Alderman Coleen Burrus told residents at a 9th Ward meeting Thursday that Evanston is in the dark ages in the way it delivers library services and needs to close the branch libraries.
“We need a strong flagship main library,” Burrus told the generally supportive group of about a dozen people meeting at the Ridgeville Park District fieldhouse on South Boulevard.
“Only a select few people benefit from the services at the branches,” she said. “I don’t see it as a way to bring the community together.”
“It’s financially irresponsible to spend as much money as we are for a small number of people,” Burrus added. “I believe strongly in education, but not to have fiefdoms for a small select group of people.”
“If we’re talking about community, we should have computers in all the community centers, and work with people like the Ridgeville District as well,” she said.
With public access computers at the recreation centers and people able to access more library resources from their home computers, “that would be really delivering services to all of Evanston, and we’re not doing that now,” she added.
“It’s a ruse to put in a shelf of library books” at the Robert Crown Center, Burrus said of recent outreach efforts by the Evanston Public Library Friends group and the Library Board. “It’s a slap in the face to our part of the city” to have a token presence in some parts of town while having full branch libraries in others.
And she said the existing South Branch library should really be called the “East Branch” because of its location on Chicago Avenue, just a few blocks from the lake.

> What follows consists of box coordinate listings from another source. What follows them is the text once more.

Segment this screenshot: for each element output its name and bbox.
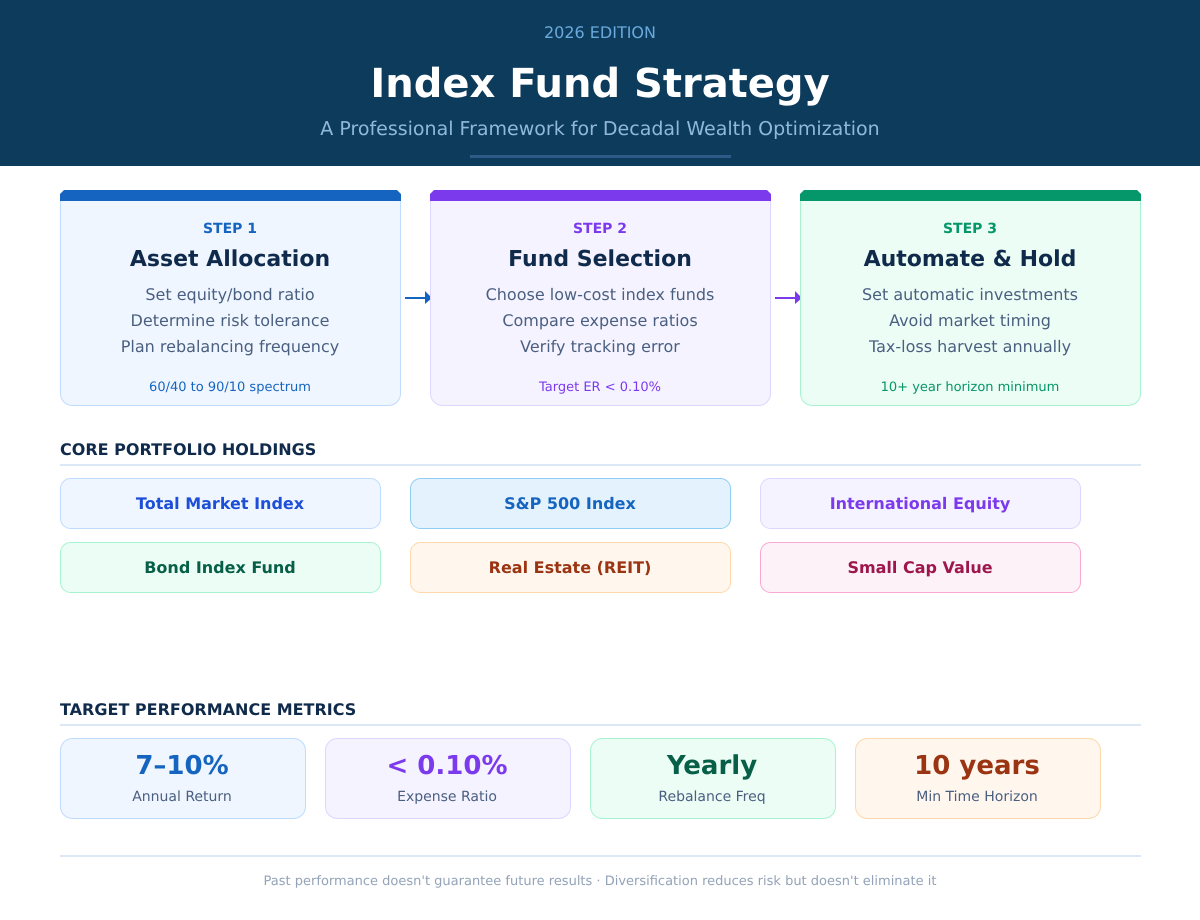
- metric: rebalance: Rebalance Freq: [658, 789, 766, 805]
- holding: s&p 500: S&P 500 Index: [504, 494, 637, 513]
- step items: Plan rebalancing frequency: [121, 337, 339, 356]
- arrow: step 1 to step 2: [405, 291, 432, 304]
- metric: expense ratio: < 0.10%: [386, 751, 508, 781]
- header rule: [470, 155, 731, 158]
- step heading: Asset Allocation: [130, 247, 330, 272]
- edition label: 2026 EDITION: [544, 23, 656, 42]
- step items: Determine risk tolerance: [131, 311, 329, 330]
- step note: 60/40 to 90/10 spectrum: [149, 380, 311, 395]
- metric: annual return: 7–10%: [135, 751, 229, 781]
- holding: small cap: Small Cap Value: [847, 558, 993, 577]
- metric: expense ratio: Expense Ratio: [397, 789, 497, 805]
- metric: annual return: [60, 738, 306, 818]
- step items: Avoid market timing: [889, 311, 1051, 330]
- panel: step 1: [60, 190, 401, 406]
- holding: international: [760, 478, 1080, 528]
- panel: step 2: [430, 190, 771, 406]
- metric: rebalance: Yearly: [666, 751, 757, 781]
- metric: time horizon: 10 years: [914, 751, 1040, 781]
- metric: time horizon: [856, 738, 1100, 818]
- metric: time horizon: Min Time Horizon: [916, 789, 1038, 805]
- holding: bond: Bond Index Fund: [144, 558, 296, 577]
- step items: [486, 285, 714, 356]
- holding: international: International Equity: [830, 494, 1011, 513]
- holding: bond: [60, 542, 380, 592]
- holding: total market: Total Market Index: [136, 494, 305, 513]
- step heading: Automate & Hold: [864, 247, 1076, 272]
- footer: Past performance doesn't guarantee future results · Diversification reduces risk but doesn't eliminate it: [264, 874, 936, 889]
- step items: Tax-loss harvest annually: [868, 337, 1071, 356]
- holding: s&p 500: [410, 478, 730, 528]
- step items: Set automatic investments: [862, 285, 1078, 304]
- section heading: metrics: TARGET PERFORMANCE METRICS: [60, 700, 356, 719]
- step heading: Fund Selection: [508, 247, 692, 272]
- holding: small cap: [760, 542, 1080, 592]
- title: Index Fund Strategy: [370, 61, 830, 107]
- step items: Set equity/bond ratio: [145, 285, 315, 304]
- step items: [862, 285, 1078, 356]
- holding: reit: Real Estate (REIT): [489, 558, 651, 577]
- metric: annual return: Annual Return: [132, 789, 232, 805]
- step note: 10+ year horizon minimum: [881, 380, 1059, 395]
- holding: reit: [410, 542, 730, 592]
- step items: Verify tracking error: [520, 337, 680, 356]
- section heading: holdings: CORE PORTFOLIO HOLDINGS: [60, 440, 316, 459]
- step items: Compare expense ratios: [502, 311, 698, 330]
- arrow: step 2 to step 3: [775, 291, 802, 304]
- subtitle: A Professional Framework for Decadal Wealth Optimization: [320, 118, 880, 140]
- metric: expense ratio: [326, 738, 570, 818]
- metric: rebalance: [590, 738, 836, 818]
- holding: total market: [60, 478, 380, 528]
- panel: step 3: [800, 190, 1141, 406]
- step label: STEP 1: [203, 221, 257, 237]
- header banner: [0, 0, 1200, 166]
- step label: STEP 2: [573, 221, 627, 237]
- step label: STEP 3: [943, 221, 997, 237]
- step items: [121, 285, 339, 356]
- step items: Choose low-cost index funds: [486, 285, 714, 304]
- step note: Target ER < 0.10%: [538, 380, 661, 395]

“I support strong funding for libraries, but not the branches the way they are,” Burrus said.
One woman at the session challenged the idea of making more use of computers instead of library branches — saying it was important for people to be able to hold hard-copy books in their hands.
But a man sitting in the back of the room responded by holding up the Kindle wireless book reader he’d been gazing at during the meeting and suggesting it worked just fine as a substitute for traditional books.